Design and Implementation of a Miniaturized Filtering Antenna for 5G Mid-Band Applications

Abstract

Combining a microwave filter with an antenna results in a low-cost, efficient, and small-size selective radiator called a filtering antenna or filtenna. In this work, a compact filtering antenna is presented to radiate within the 5G mid-band frequencies along (3.6–3.8 GHz) with strong rejection for the frequencies outside this range. The proposed filtering antenna consists of a crescent-shaped planar monopole antenna that is electromagnetically coupled with a reduced-size capacitively loaded loop (CLL) microwave band-pass filter.
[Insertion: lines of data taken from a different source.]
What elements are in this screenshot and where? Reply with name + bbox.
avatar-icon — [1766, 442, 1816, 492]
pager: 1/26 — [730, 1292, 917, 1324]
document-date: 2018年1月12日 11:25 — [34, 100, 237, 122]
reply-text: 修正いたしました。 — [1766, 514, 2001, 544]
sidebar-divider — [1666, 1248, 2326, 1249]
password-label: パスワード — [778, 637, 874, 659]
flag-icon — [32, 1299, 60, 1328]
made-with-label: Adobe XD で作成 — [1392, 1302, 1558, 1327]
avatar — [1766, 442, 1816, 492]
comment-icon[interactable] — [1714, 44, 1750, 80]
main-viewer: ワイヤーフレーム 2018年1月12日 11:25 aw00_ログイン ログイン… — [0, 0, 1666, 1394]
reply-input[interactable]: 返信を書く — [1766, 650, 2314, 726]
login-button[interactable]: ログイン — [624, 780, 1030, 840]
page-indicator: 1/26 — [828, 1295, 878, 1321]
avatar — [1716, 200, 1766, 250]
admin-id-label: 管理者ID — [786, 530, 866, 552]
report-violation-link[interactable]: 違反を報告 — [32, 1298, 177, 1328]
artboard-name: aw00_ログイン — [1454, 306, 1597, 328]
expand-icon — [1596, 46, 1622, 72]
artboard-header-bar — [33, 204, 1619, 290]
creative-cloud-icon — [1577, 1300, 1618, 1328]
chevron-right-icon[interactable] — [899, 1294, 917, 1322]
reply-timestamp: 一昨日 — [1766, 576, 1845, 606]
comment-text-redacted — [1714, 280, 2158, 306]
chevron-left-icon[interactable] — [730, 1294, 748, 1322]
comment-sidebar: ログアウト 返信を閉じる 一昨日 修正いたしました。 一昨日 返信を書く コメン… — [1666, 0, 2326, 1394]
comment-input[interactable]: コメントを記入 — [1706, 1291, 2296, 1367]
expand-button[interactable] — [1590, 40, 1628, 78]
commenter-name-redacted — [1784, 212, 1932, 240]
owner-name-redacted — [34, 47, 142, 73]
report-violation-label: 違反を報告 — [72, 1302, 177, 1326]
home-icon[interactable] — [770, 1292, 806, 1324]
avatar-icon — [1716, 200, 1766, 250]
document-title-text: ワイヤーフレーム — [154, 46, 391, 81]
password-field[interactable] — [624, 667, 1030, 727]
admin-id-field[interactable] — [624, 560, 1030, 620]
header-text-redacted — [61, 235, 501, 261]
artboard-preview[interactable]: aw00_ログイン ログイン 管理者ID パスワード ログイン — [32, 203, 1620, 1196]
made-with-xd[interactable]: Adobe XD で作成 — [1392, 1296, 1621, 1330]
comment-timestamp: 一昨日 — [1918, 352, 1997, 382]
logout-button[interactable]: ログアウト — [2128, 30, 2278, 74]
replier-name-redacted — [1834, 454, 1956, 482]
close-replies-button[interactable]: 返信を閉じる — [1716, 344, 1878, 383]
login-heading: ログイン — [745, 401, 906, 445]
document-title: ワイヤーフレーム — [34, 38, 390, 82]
The miniaturization of CLL is achieved by utilizing a single ring CLL structure instead of two rings to reduce the filter size to half without affecting the filter performance. The filtering antenna in this work is fabricated on a Rogers RT5880 substrate with dimensions equal to 24.2 × 27 × 0.8 mm3. Good congruence between the measurements and the simulation results, and both verify the antenna’s perfect operation along the 5G mid-band frequency range. The simulated and measured peak realized gain values of the proposed structure are 2.24 dB and 2.2 dB, respectively. Furthermore, the power pattern of the designed filtering antenna is omnidirectional, which is very convenient for portable 5G mid-band devices. Compared to other works, it is found that in spite of the small dimensions of the filtering antenna (24.2 × 27 × 0.8 mm3), the antenna has a bandwidth that covers the range 3.6–3.82 GHz with a maximum gain value equal to 2.2 GHz and omnidirectional pattern which makes the antenna very suitable for 5G mid-band applications.